フィレックもフーレンも身体に不具がある。それを押して山を越え自分たちを追ってきたのにはどんな理由があるのか。『ワールディア』を手に入れることに何の意味があるのか。アイレスはただひとり濁っているフーレンの目を見つめ、じっと考えた。
「…アイレス。向こうのやつらも隙がない」
「分かってる。一気にいこう」
アイレスとファレスルは調子を合わせて同時に切りこんだ。アイレスの舞うような2本の短剣、ファレスルの力強い大剣は、生きているかのように白い人たちを攻撃していった。ファレスルはフーレンに立ち向かう。アイレスはフィレックの脇を守るふたりと、丁々発止たる剣術の応酬を繰り広げた。ふたりを倒し、勢いがつきすぎて地面に手をついてしまった。
「アイレス! 危ない!」
ファレスルの呼びかけにアイレスが顔を上げるのと、自分から離れたところで鬼気迫る白い人が弓を引いたのは同時であった。時が止まったように、
(あ、まずい)
とアイレスは冷静に感じた。しかし身体の反応が間に合わないと直感するのも同時であった。ファレスルはフーレンの魔力に抗い剣を落とさないよう構えるので精一杯だ。アイレスはギュッと目を閉じた。次の瞬間、ドォッと身体が倒れる音がする。しかし自分は痛くもかゆくもなかった。
「……ドゥナダン!!」
ファレスルの明るい声があたりに響き、アイレスは反射的に目を開いた。崖の縁の大きな岩の頂にいるのは、まぎれもないドゥナダンであった。矢をつがえたまま倒れこんだ白い人の元へ飛び移り、背中から槍を引き抜き、片手を使って頭上で大きく回転させた。フォアルはドゥナダンの肩に乗っており、そして虫のような光る物体がドゥナダンの周りを浮遊していた。ドゥナダンは背後からの日の光を浴びて全身から並々ならぬ気を発していた。アイレスは声を出すことさえできなかった。

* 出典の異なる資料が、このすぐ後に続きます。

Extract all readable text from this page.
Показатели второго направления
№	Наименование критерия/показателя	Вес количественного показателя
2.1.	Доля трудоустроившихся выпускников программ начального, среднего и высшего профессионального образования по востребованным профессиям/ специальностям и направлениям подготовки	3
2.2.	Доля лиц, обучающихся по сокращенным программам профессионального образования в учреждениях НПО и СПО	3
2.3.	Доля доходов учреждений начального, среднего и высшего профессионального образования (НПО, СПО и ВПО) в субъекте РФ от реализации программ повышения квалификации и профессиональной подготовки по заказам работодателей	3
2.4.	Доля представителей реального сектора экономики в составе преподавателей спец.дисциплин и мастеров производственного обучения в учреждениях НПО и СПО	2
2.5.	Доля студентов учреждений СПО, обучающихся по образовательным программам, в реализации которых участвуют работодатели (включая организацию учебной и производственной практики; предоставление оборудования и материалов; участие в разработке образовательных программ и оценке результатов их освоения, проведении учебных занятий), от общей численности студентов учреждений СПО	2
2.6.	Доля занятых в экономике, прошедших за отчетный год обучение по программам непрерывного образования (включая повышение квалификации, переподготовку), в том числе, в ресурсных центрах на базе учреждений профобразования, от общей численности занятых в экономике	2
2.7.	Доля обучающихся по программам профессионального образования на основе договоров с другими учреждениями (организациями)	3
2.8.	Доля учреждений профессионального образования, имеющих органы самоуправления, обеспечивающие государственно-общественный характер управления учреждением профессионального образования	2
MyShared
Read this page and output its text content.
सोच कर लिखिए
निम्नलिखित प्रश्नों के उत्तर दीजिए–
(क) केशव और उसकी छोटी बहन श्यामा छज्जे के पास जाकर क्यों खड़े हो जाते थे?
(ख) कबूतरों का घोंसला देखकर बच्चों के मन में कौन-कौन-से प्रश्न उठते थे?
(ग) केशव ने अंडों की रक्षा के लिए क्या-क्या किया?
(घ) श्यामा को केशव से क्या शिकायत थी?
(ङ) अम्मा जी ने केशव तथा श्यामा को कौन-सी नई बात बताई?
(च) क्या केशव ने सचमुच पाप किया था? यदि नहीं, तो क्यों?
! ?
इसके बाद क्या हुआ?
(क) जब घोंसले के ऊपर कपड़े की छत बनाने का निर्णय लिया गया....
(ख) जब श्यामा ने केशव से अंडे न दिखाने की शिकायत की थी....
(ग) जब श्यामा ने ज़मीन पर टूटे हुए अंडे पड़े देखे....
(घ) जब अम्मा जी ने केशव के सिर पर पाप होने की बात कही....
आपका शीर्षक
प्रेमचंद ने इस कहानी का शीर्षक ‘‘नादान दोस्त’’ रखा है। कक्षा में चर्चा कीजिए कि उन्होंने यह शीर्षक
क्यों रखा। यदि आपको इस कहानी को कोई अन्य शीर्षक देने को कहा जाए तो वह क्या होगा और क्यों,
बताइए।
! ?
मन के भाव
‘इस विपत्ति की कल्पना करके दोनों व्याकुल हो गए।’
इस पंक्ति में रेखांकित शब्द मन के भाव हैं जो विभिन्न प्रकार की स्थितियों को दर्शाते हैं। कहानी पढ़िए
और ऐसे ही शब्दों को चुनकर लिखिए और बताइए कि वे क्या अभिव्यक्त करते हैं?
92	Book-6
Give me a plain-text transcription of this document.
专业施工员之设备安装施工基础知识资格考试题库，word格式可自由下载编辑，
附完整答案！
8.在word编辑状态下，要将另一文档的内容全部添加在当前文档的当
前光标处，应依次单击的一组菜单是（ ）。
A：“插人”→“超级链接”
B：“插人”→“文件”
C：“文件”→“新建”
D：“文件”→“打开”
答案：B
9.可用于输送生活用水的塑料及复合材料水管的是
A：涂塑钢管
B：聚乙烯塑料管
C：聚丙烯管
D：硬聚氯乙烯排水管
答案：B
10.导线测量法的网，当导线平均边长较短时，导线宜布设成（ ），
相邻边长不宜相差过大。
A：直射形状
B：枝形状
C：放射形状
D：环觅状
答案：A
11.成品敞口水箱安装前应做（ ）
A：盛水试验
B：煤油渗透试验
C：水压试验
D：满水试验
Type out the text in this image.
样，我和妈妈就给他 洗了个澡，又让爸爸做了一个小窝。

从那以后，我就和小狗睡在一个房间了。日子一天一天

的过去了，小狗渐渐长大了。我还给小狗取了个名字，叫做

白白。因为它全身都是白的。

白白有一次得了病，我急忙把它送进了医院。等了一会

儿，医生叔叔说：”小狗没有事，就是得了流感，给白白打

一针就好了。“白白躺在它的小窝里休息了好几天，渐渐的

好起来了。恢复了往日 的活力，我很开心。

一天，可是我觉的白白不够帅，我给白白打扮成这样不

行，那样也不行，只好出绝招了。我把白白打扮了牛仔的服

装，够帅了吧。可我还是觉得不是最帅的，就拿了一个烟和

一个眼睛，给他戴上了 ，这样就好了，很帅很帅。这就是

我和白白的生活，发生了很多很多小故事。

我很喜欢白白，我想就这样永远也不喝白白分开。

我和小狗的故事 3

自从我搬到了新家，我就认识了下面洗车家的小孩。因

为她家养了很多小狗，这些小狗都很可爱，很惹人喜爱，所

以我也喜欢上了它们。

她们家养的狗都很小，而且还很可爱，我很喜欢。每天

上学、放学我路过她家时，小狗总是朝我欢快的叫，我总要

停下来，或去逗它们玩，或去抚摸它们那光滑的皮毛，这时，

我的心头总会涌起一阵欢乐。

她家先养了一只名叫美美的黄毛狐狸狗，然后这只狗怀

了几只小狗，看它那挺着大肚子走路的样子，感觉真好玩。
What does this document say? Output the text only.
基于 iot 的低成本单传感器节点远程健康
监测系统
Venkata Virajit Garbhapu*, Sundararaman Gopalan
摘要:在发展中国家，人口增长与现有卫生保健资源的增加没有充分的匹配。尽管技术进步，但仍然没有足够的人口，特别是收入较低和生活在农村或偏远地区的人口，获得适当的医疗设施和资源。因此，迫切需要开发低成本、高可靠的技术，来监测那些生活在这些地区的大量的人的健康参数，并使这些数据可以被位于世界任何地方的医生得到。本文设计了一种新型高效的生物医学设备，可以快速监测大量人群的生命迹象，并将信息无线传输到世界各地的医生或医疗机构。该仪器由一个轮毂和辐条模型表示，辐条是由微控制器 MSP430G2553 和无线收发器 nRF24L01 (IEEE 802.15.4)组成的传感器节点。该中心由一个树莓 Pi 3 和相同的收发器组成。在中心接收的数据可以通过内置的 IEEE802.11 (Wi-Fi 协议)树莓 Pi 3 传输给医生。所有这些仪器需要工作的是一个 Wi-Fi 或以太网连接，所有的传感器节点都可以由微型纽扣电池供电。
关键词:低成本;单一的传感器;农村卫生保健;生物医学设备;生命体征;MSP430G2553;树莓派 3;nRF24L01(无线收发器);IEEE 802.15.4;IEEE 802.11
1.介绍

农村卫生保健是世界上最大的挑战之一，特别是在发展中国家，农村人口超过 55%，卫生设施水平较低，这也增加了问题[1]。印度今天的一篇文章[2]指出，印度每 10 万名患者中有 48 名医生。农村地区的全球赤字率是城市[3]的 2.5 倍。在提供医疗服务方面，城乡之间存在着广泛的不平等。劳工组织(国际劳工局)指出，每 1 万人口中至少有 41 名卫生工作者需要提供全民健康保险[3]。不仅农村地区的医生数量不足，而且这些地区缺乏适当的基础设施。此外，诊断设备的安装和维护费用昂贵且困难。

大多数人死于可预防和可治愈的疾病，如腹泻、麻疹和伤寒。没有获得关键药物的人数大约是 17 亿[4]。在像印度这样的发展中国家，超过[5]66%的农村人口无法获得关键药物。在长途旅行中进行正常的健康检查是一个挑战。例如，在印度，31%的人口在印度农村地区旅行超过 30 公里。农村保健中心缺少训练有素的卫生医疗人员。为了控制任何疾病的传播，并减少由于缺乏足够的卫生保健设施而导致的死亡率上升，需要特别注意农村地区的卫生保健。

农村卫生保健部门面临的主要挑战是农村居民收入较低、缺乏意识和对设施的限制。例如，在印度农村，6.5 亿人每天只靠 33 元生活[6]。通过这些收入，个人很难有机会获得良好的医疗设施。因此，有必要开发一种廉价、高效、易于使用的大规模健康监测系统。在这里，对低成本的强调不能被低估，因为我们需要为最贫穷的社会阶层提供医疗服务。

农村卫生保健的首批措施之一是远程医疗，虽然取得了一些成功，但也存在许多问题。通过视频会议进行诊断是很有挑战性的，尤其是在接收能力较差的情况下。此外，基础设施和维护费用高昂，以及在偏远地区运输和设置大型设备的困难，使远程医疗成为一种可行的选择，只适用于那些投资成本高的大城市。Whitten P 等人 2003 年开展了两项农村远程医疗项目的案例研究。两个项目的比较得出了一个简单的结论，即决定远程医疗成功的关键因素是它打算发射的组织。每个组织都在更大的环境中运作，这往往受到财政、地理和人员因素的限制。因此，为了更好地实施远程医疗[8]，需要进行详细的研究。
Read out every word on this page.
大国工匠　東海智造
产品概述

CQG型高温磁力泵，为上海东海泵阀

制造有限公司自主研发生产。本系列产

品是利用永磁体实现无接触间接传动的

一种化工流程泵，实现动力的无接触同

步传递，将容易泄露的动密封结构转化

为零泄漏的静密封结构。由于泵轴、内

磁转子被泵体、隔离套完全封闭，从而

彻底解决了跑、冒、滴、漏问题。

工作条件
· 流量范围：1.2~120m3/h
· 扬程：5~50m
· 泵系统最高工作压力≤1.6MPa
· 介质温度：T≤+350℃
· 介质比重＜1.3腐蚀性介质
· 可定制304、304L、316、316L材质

ドゥナダンはアイレスとファレスルを守るように槍を構え、無言でフーレンをにらみつけた。しばしの沈黙が流れている隙に、
「【タルフォ】! 【ノーガラウ】!」
とユーフラが一声叫んだ。かまいたちのような風が残った白い人を襲う。フィレックたちも含めて、白い人たちは皆その場に倒れ伏した。